2. Améliorer les lois et les politiques, les appliquer et les renforcer par le changement social

Les objectifs de développement durable (ODD), qui incluent une déclaration puissante sur l'éducation, reposent sur le principe de ne laisser personne de côté. Ils s'appuient sur une riche histoire d'engagements en faveur de la non-discrimination dans l'éducation dans les conventions des Nations Unies relatives aux droits de l'enfant, des femmes, des personnes handicapées, des peuples autochtones et des réfugiés. Il n'y a pas encore de convention sur les droits à l'éducation des jeunes LGBTQ, mais il est largement admis que cela fait partie du principe des ODD de ne laisser personne de côté et couvert par les principes de non-discrimination.

La traduction des engagements internationaux en lois, politiques et stratégies éducatives nationales est bien avancée dans certains pays et inexistante dans d'autres. Une fois promulgués dans la loi et la politique, des efforts sincères doivent être faits pour améliorer la collecte des données, leur application et cultiver des attitudes sociales qui rendront le changement réel et significatif. L’initiative «d’inclusion radicale» de la Sierra Leone est un merveilleux exemple de mouvement qui s’appuie sur les engagements en matière de droits de l’homme pour renverser les lois et les politiques qui empêchent les filles enceintes de fréquenter l’école, tout en modifiant les attitudes et les stéréotypes populaires qui tolèrent l’exclusion.

3.Faire des écoles des lieux sûrs et accueillants

Les enfants vivent l'école de différentes manières. Pour certains, c'est extrêmement positif. Ils développent un sentiment de soi, apprennent, renforcent leur confiance et définissent leurs aspirations. Pour d'autres, les écoles sont décourageantes et décourageantes. Ils présentent des barrières – barrières physiques, barrières bureaucratiques, intimidation, faibles attentes ou marginalisation. Par exemple, les enfants roms en Europe ont longtemps lutté avec la preuve des exigences de résidence pour s’inscrire à l’école, les tentatives des enseignants de les suivre dans des écoles spéciales et la perception populaire qu’ils sont étrangers. Les chefs d'établissement et les enseignants doivent réfléchir sérieusement à la manière de rendre les écoles sûres et accueillantes tout les enfants, des lieux où tout le monde peut s'épanouir et où des communautés saines et respectueuses peuvent se développer.

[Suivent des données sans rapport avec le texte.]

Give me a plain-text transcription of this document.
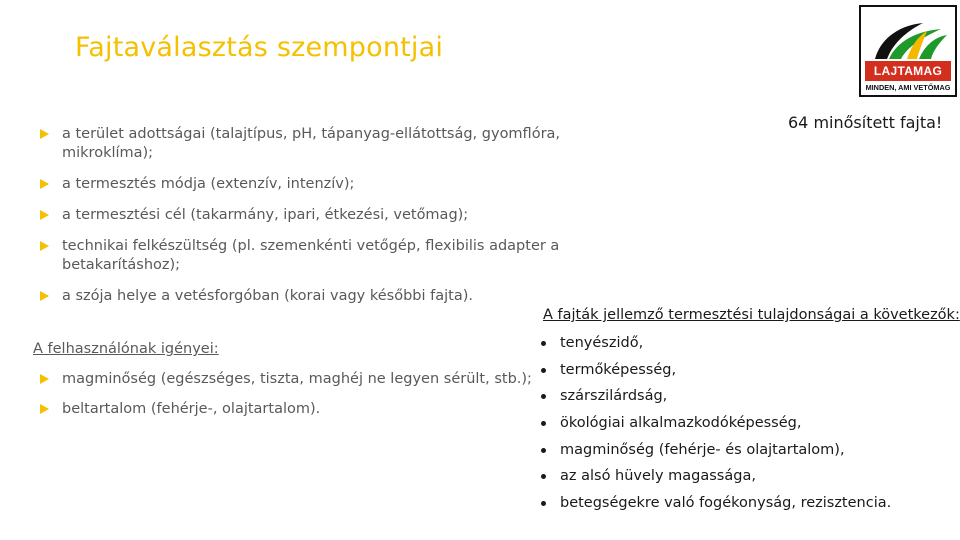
Fajtaválasztás szempontjai
LAJTAMAG
MINDEN, AMI VETŐMAG
64 minősített fajta!
a terület adottságai (talajtípus, pH, tápanyag-ellátottság, gyomflóra, mikroklíma);
a termesztés módja (extenzív, intenzív);
a termesztési cél (takarmány, ipari, étkezési, vetőmag);
technikai felkészültség (pl. szemenkénti vetőgép, flexibilis adapter a betakarításhoz);
a szója helye a vetésforgóban (korai vagy későbbi fajta).
A felhasználónak igényei:
magminőség (egészséges, tiszta, maghéj ne legyen sérült, stb.);
beltartalom (fehérje-, olajtartalom).
A fajták jellemző termesztési tulajdonságai a következők:
tenyészidő,
termőképesség,
szárszilárdság,
ökológiai alkalmazkodóképesség,
magminőség (fehérje- és olajtartalom),
az alsó hüvely magassága,
betegségekre való fogékonyság, rezisztencia.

Dans certains cas, davantage de ressources seront nécessaires pour rendre les écoles inclusives, par exemple, pour faire des aménagements physiques et fournir des appareils et accessoires fonctionnels aux enfants handicapés, ou pour assurer la formation du personnel. Dans d'autres cas, cela ne prend que le leadership par l'exemple, la créativité et l'autonomisation des étudiants qui veulent faire la différence. Ni Nyampinga en est un exemple: un mouvement au Rwanda par des filles, pour des filles, qui remet en question les perceptions et les comportements qui retiennent les filles à l'école. Peut-être plus fondamentalement, les enseignants et les administrateurs doivent considérer qu'il est de leur devoir de servir tous les enfants, et pas seulement un sous-ensemble favorisé.

Conclusion

Un million de jeunes ont exprimé leur point de vue dans le rapport «Le monde que nous voulons» lors de la négociation des ODD. Ils ont été très clairs sur les questions de justice, d'inclusion, d'équité et d'éducation de qualité pour tous. Aujourd'hui, des millions de personnes dans le monde protestent pour la justice raciale – contre la violence et réclament des sociétés plus introspectives et empathiques. Rencontrons-les dans des écoles inclusives et donnons-leur des outils pour construire ce monde. Voyons l'éducation comme un droit humain et comme une opportunité de construire un monde meilleur pour tous.